The second part of the Dutch strategy is a special river flood protection programme: 'Room for the River' introduced after the near-disasters during the 1993-1995 Rhine-Meuse river floods. As the United Kingdom is now urgently considering, flood planes were widened, side channels were dredged, meanders restored, and dikes raised to increase storage capacity of dealing with increasing river floods.
The Dutch government continues to develop and implement measures to deal with expanding cities, industrial growth and potential effects of climate change. And, it is putting aside about 0.5% of GDP annually into a Delta Fund to develop and implement measures to deal with effects of climate change and to prepare for more extreme events in future.
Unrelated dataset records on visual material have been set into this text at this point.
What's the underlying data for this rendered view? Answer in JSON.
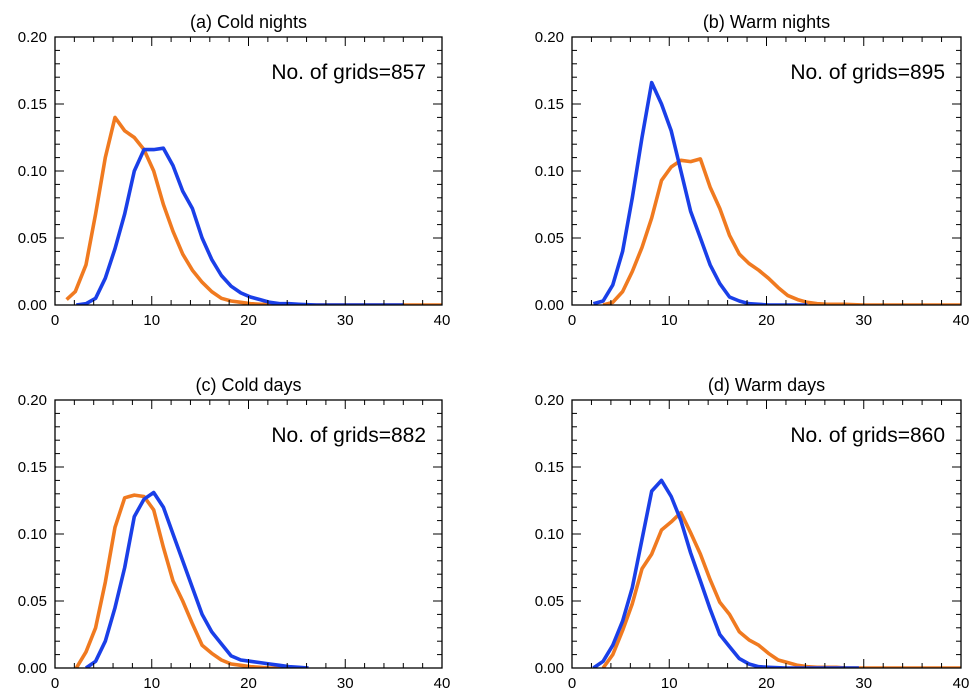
{
  "chart_data": [
    {
      "type": "line",
      "title": "(a) Cold nights",
      "annotation": "No. of grids=857",
      "xlim": [
        0,
        40
      ],
      "ylim": [
        0,
        0.2
      ],
      "xticks": [
        "0",
        "10",
        "20",
        "30",
        "40"
      ],
      "yticks": [
        "0.00",
        "0.05",
        "0.10",
        "0.15",
        "0.20"
      ],
      "grid": false,
      "series": [
        {
          "color": "#f07a20",
          "x": [
            1.2,
            2.1,
            3.2,
            4.2,
            5.2,
            6.2,
            7.2,
            8.2,
            9.2,
            10.2,
            11.2,
            12.2,
            13.2,
            14.2,
            15.2,
            16.2,
            17.2,
            18.2,
            19.2,
            20.2,
            21.2,
            22.2,
            23.2,
            25,
            30,
            35,
            40
          ],
          "y": [
            0.004,
            0.01,
            0.03,
            0.068,
            0.11,
            0.14,
            0.13,
            0.125,
            0.116,
            0.1,
            0.075,
            0.055,
            0.038,
            0.026,
            0.017,
            0.01,
            0.005,
            0.003,
            0.002,
            0.001,
            0.0005,
            0.0005,
            0,
            0,
            0,
            0,
            0
          ]
        },
        {
          "color": "#1a3fe8",
          "x": [
            2.2,
            3.2,
            4.2,
            5.2,
            6.2,
            7.2,
            8.2,
            9.2,
            10.2,
            11.2,
            12.2,
            13.2,
            14.2,
            15.2,
            16.2,
            17.2,
            18.2,
            19.2,
            20.2,
            21.2,
            22.2,
            23.2,
            24.2,
            25.2,
            27,
            30,
            33,
            36
          ],
          "y": [
            0,
            0.001,
            0.005,
            0.02,
            0.042,
            0.068,
            0.1,
            0.116,
            0.116,
            0.117,
            0.104,
            0.085,
            0.072,
            0.05,
            0.034,
            0.022,
            0.014,
            0.009,
            0.006,
            0.004,
            0.002,
            0.001,
            0.001,
            0.0005,
            0,
            0,
            0,
            0
          ]
        }
      ]
    },
    {
      "type": "line",
      "title": "(b) Warm nights",
      "annotation": "No. of grids=895",
      "xlim": [
        0,
        40
      ],
      "ylim": [
        0,
        0.2
      ],
      "xticks": [
        "0",
        "10",
        "20",
        "30",
        "40"
      ],
      "yticks": [
        "0.00",
        "0.05",
        "0.10",
        "0.15",
        "0.20"
      ],
      "grid": false,
      "series": [
        {
          "color": "#f07a20",
          "x": [
            3.2,
            4.2,
            5.2,
            6.2,
            7.2,
            8.2,
            9.2,
            10.2,
            11.2,
            12.2,
            13.2,
            14.2,
            15.2,
            16.2,
            17.2,
            18.2,
            19.2,
            20.2,
            21.2,
            22.2,
            23.2,
            24.2,
            25.2,
            26.2,
            28,
            30,
            35,
            40
          ],
          "y": [
            0,
            0.002,
            0.01,
            0.025,
            0.043,
            0.065,
            0.093,
            0.103,
            0.108,
            0.107,
            0.109,
            0.088,
            0.072,
            0.052,
            0.038,
            0.031,
            0.026,
            0.02,
            0.013,
            0.007,
            0.004,
            0.002,
            0.001,
            0.0005,
            0.0005,
            0,
            0,
            0
          ]
        },
        {
          "color": "#1a3fe8",
          "x": [
            2.2,
            3.2,
            4.2,
            5.2,
            6.2,
            7.2,
            8.2,
            9.2,
            10.2,
            11.2,
            12.2,
            13.2,
            14.2,
            15.2,
            16.2,
            17.2,
            18.2,
            19.2,
            20.2,
            21.2,
            22.2,
            23.2,
            24.2
          ],
          "y": [
            0.001,
            0.003,
            0.015,
            0.04,
            0.08,
            0.125,
            0.166,
            0.15,
            0.13,
            0.1,
            0.07,
            0.05,
            0.03,
            0.016,
            0.006,
            0.003,
            0.001,
            0.0005,
            0,
            0,
            0,
            0,
            0
          ]
        }
      ]
    },
    {
      "type": "line",
      "title": "(c) Cold days",
      "annotation": "No. of grids=882",
      "xlim": [
        0,
        40
      ],
      "ylim": [
        0,
        0.2
      ],
      "xticks": [
        "0",
        "10",
        "20",
        "30",
        "40"
      ],
      "yticks": [
        "0.00",
        "0.05",
        "0.10",
        "0.15",
        "0.20"
      ],
      "grid": false,
      "series": [
        {
          "color": "#f07a20",
          "x": [
            2.2,
            3.2,
            4.2,
            5.2,
            6.2,
            7.2,
            8.2,
            9.2,
            10.2,
            11.2,
            12.2,
            13.2,
            14.2,
            15.2,
            16.2,
            17.2,
            18.2,
            19.2,
            20.2,
            21.2,
            22.2,
            23.2,
            24.2,
            25.2,
            26.2
          ],
          "y": [
            0,
            0.012,
            0.03,
            0.064,
            0.105,
            0.127,
            0.129,
            0.128,
            0.118,
            0.09,
            0.065,
            0.05,
            0.033,
            0.017,
            0.011,
            0.006,
            0.003,
            0.002,
            0.001,
            0.0005,
            0,
            0,
            0,
            0,
            0
          ]
        },
        {
          "color": "#1a3fe8",
          "x": [
            3.2,
            4.2,
            5.2,
            6.2,
            7.2,
            8.2,
            9.2,
            10.2,
            11.2,
            12.2,
            13.2,
            14.2,
            15.2,
            16.2,
            17.2,
            18.2,
            19.2,
            20.2,
            21.2,
            22.2,
            23.2,
            24.2,
            25.2,
            26.2
          ],
          "y": [
            0,
            0.005,
            0.02,
            0.045,
            0.075,
            0.113,
            0.126,
            0.131,
            0.12,
            0.1,
            0.08,
            0.06,
            0.04,
            0.027,
            0.018,
            0.009,
            0.006,
            0.005,
            0.004,
            0.003,
            0.002,
            0.001,
            0.0005,
            0
          ]
        }
      ]
    },
    {
      "type": "line",
      "title": "(d) Warm days",
      "annotation": "No. of grids=860",
      "xlim": [
        0,
        40
      ],
      "ylim": [
        0,
        0.2
      ],
      "xticks": [
        "0",
        "10",
        "20",
        "30",
        "40"
      ],
      "yticks": [
        "0.00",
        "0.05",
        "0.10",
        "0.15",
        "0.20"
      ],
      "grid": false,
      "series": [
        {
          "color": "#f07a20",
          "x": [
            3.2,
            4.2,
            5.2,
            6.2,
            7.2,
            8.2,
            9.2,
            10.2,
            11.2,
            12.2,
            13.2,
            14.2,
            15.2,
            16.2,
            17.2,
            18.2,
            19.2,
            20.2,
            21.2,
            22.2,
            23.2,
            24.2,
            25.2,
            26.2,
            27.2,
            28.2,
            30,
            35,
            40
          ],
          "y": [
            0,
            0.01,
            0.028,
            0.048,
            0.074,
            0.085,
            0.103,
            0.109,
            0.116,
            0.101,
            0.085,
            0.066,
            0.049,
            0.04,
            0.027,
            0.021,
            0.017,
            0.011,
            0.006,
            0.004,
            0.002,
            0.001,
            0.0005,
            0.0005,
            0.0005,
            0,
            0,
            0,
            0
          ]
        },
        {
          "color": "#1a3fe8",
          "x": [
            2.2,
            3.2,
            4.2,
            5.2,
            6.2,
            7.2,
            8.2,
            9.2,
            10.2,
            11.2,
            12.2,
            13.2,
            14.2,
            15.2,
            16.2,
            17.2,
            18.2,
            19.2,
            20.2,
            22,
            25,
            29.5
          ],
          "y": [
            0,
            0.005,
            0.017,
            0.035,
            0.06,
            0.096,
            0.132,
            0.14,
            0.128,
            0.11,
            0.086,
            0.065,
            0.044,
            0.025,
            0.016,
            0.007,
            0.003,
            0.001,
            0.0005,
            0,
            0,
            0
          ]
        }
      ]
    }
  ]
}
What the Dutch experience shows is that it is key to keep drainage systems up to par, which involves infrastructure (the drainage network) and the drainage capacity (pumps, storage basins etc). Much Dutch money spent on water management goes into the maintenance and operation of these systems.
Of course the United Kingdom learnt from the Dutch experience of combining a strong national agency -- Rijkswaterstaat -- for water management when the Environment Agency was established in place of the former Rivers Authorities. However the Netherlands retains a strong regional system even with local taxation.
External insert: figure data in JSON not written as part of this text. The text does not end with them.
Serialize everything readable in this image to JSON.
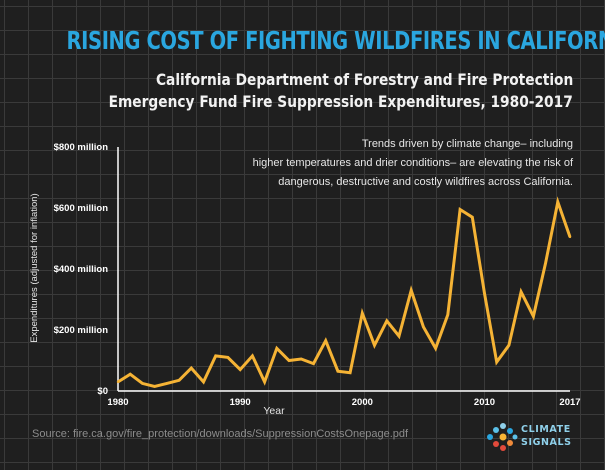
{
  "title": "RISING COST OF FIGHTING WILDFIRES IN CALIFORNIA",
  "subtitle_line1": "California Department of Forestry and Fire Protection",
  "subtitle_line2": "Emergency Fund Fire Suppression Expenditures, 1980-2017",
  "note_lines": [
    "Trends driven by climate change– including",
    "higher temperatures and drier conditions– are elevating the risk of",
    "dangerous, destructive and costly wildfires across California."
  ],
  "source": "Source: fire.ca.gov/fire_protection/downloads/SuppressionCostsOnepage.pdf",
  "logo": {
    "line1": "CLIMATE",
    "line2": "SIGNALS",
    "icon": "climate-signals-dots-icon"
  },
  "colors": {
    "background": "#1f1f1f",
    "title": "#2aa6df",
    "line": "#f5b335",
    "grid": "#3a3a3a"
  },
  "chart_data": {
    "type": "line",
    "xlabel": "Year",
    "ylabel": "Expenditures (adjusted for inflation)",
    "x_ticks": [
      1980,
      1990,
      2000,
      2010,
      2017
    ],
    "y_ticks": [
      {
        "value": 0,
        "label": "$0"
      },
      {
        "value": 200,
        "label": "$200 million"
      },
      {
        "value": 400,
        "label": "$400 million"
      },
      {
        "value": 600,
        "label": "$600 million"
      },
      {
        "value": 800,
        "label": "$800 million"
      }
    ],
    "xlim": [
      1980,
      2017
    ],
    "ylim": [
      0,
      800
    ],
    "series": [
      {
        "color": "#f5b335",
        "x": [
          1980,
          1981,
          1982,
          1983,
          1984,
          1985,
          1986,
          1987,
          1988,
          1989,
          1990,
          1991,
          1992,
          1993,
          1994,
          1995,
          1996,
          1997,
          1998,
          1999,
          2000,
          2001,
          2002,
          2003,
          2004,
          2005,
          2006,
          2007,
          2008,
          2009,
          2010,
          2011,
          2012,
          2013,
          2014,
          2015,
          2016,
          2017
        ],
        "values": [
          30,
          55,
          25,
          15,
          25,
          35,
          75,
          30,
          115,
          110,
          70,
          115,
          30,
          140,
          100,
          105,
          90,
          165,
          65,
          60,
          255,
          150,
          230,
          180,
          330,
          210,
          140,
          250,
          595,
          570,
          320,
          95,
          150,
          325,
          245,
          420,
          620,
          505
        ]
      }
    ]
  }
}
As the United Kingdom continues to move toward devolved administration, this might include more local involvement again in water management. Internationally, operational collaboration in hydrology is vital for flood movements between the Netherlands and Germany.
This is also important for the United Kingdom where rivers connect Northern Ireland and the Republic of Ireland. But equally important for UK flood warnings is European collaboration, satellites, weather radar and computer forecasting producing increasingly accurate predictions about rainfall, waves and flood surges.
International collaboration through UN agencies, which have contributed in the past to effective sharing of data, now needs to focus on extreme flood events around the world, by enlarging the UNESCO International Hydrological programme and International Oceanographic Commission, and the World Meteorological Office programme on operational hydrology. The United Kingdom and Netherlands should take a lead role here.
The United Kingdom should also look at the progress of research at Delft University and the Delft Research Programmes which invented the methods now used worldwide, including by the Met Office for forecasting the huge waves being driven on shore in recent storms. While the United Kingdom has excellent university and fundamental science laboratories, the Government could also learn from Dutch policies semi-privatising leading government environmental laboratories, without losing their world class status, because the country's Treasury continued to provide a vital element of government funding for advancing science and technology.